Ever wonder what the easiest way to lose weight is? Here's the one simple trick you need. Go to the equator. There, the planet is trying to throw you into space so much that you weigh less than you do anywhere else.
If you need confirmation that you are on a big, whirling space rock here's a simple way to do it. Get a really good scale, fly both it and yourself to the equator, and weigh yourself. You'll have lost a little weight.
You only have weight because gravity is pulling you towards the center of the Earth. At the poles, gravity is working alone - and it works best alone. The planet is spinning, but the ground directly beneath you (assuming you stand on one toe right at the pole) will essentially be still. Step away from the pole, and you will be traveling in a little circle, pushed all the time by the motion of the Earth. At the equator, that circle isn't so small, and the planet is doing its damnedest to throw you into space. If you've ever tied a string around a rock and whirled it in a circle, you know how it will move if you let go. By holding on to the string you are imparting some centripetal acceleration to the rock. At the poles, the 9.8 meters per second per second gravitational acceleration go entirely towards pushing down on a scale. At the equator, some of it is transformed into centripetal acceleration, counteracting your tendency to fly into space and holding you to Earth. How much? Let's find out.
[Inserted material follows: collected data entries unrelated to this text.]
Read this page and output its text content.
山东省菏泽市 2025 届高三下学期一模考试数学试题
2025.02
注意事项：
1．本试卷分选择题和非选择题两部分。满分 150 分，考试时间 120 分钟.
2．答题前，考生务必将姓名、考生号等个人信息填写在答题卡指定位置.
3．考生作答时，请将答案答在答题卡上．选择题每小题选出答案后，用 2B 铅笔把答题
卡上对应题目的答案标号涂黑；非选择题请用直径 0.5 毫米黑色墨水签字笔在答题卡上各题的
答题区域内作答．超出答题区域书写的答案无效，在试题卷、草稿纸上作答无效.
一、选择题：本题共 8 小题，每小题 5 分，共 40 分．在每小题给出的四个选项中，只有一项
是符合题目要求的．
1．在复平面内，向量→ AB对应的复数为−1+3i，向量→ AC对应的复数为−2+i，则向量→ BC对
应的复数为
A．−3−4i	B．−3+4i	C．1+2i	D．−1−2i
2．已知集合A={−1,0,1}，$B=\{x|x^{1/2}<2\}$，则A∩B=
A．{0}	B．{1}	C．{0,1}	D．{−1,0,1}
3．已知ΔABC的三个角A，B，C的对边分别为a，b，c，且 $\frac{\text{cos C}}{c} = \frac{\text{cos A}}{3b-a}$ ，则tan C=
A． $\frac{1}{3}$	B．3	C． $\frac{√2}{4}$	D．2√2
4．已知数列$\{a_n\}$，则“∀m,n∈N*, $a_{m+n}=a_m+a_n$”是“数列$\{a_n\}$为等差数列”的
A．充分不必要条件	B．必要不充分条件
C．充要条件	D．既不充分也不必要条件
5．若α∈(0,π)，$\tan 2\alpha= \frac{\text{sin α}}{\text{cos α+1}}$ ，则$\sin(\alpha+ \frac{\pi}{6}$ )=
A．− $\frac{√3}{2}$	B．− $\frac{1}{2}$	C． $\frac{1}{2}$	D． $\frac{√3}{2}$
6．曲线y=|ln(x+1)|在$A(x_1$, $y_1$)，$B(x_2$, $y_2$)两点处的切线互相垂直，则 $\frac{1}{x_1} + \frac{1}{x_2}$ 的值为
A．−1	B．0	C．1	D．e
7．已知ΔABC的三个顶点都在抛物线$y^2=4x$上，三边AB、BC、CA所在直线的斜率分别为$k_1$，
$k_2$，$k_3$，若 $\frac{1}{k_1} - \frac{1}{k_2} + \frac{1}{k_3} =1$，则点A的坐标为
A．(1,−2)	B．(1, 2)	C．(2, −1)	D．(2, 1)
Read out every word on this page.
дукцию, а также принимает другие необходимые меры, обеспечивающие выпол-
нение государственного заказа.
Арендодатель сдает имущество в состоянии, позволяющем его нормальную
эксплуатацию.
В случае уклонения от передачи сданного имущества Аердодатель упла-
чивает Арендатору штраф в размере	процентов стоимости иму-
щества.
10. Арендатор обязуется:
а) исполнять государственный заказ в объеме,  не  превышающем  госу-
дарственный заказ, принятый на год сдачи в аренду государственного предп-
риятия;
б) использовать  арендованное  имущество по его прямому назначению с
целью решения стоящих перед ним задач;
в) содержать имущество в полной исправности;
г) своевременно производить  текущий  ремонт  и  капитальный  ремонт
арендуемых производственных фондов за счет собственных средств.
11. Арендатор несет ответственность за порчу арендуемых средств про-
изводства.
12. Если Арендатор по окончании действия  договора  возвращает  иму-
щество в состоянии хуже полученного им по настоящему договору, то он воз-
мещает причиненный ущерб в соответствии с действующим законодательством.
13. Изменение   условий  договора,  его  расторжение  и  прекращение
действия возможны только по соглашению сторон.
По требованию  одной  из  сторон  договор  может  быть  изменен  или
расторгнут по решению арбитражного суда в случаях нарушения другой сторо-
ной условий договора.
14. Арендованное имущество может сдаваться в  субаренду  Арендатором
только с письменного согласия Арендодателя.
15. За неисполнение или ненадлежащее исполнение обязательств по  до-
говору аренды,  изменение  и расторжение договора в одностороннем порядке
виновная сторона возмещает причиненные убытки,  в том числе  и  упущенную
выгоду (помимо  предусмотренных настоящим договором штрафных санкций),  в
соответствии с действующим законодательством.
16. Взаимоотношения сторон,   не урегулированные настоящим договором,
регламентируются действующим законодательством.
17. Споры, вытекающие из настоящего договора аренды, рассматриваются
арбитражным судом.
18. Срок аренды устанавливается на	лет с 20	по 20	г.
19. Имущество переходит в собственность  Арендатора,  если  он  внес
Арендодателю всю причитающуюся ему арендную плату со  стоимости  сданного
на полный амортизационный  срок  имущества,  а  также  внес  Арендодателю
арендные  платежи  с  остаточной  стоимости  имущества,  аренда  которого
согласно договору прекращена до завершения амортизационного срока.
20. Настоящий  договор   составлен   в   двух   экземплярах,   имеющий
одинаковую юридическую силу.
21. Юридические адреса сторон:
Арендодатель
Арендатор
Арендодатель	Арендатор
Centripetal acceleration is the velocity of an object squared, divided by the radius of the circle it is moving around. The circumference of the Earth at the equator is 40,075 kilometers. Divide that by the number of seconds in a day, and we have a velocity of 0.4638 kilometers per second. Square that and divide it by the 6400 kilometer radius of the Earth, and we get an acceleration of 0.03 meters per second per second. Not much, but enough to drop your weight down.
But there's a complication. You aren't just heavier at the poles because you're not being hurled into space by an angry planet The world isn't a perfect sphere. Its spin causes it to be wide in the middle, and squished down at the poles. You are closer to the center of the Earth when you're at the poles, and so weigh even more. Based on acceleration alone, you weigh about 0.3 percent less at the equator. Factor in that extra-strong gravity at the poles, and you are about 0.5 percent heavier at the poles than at the equator.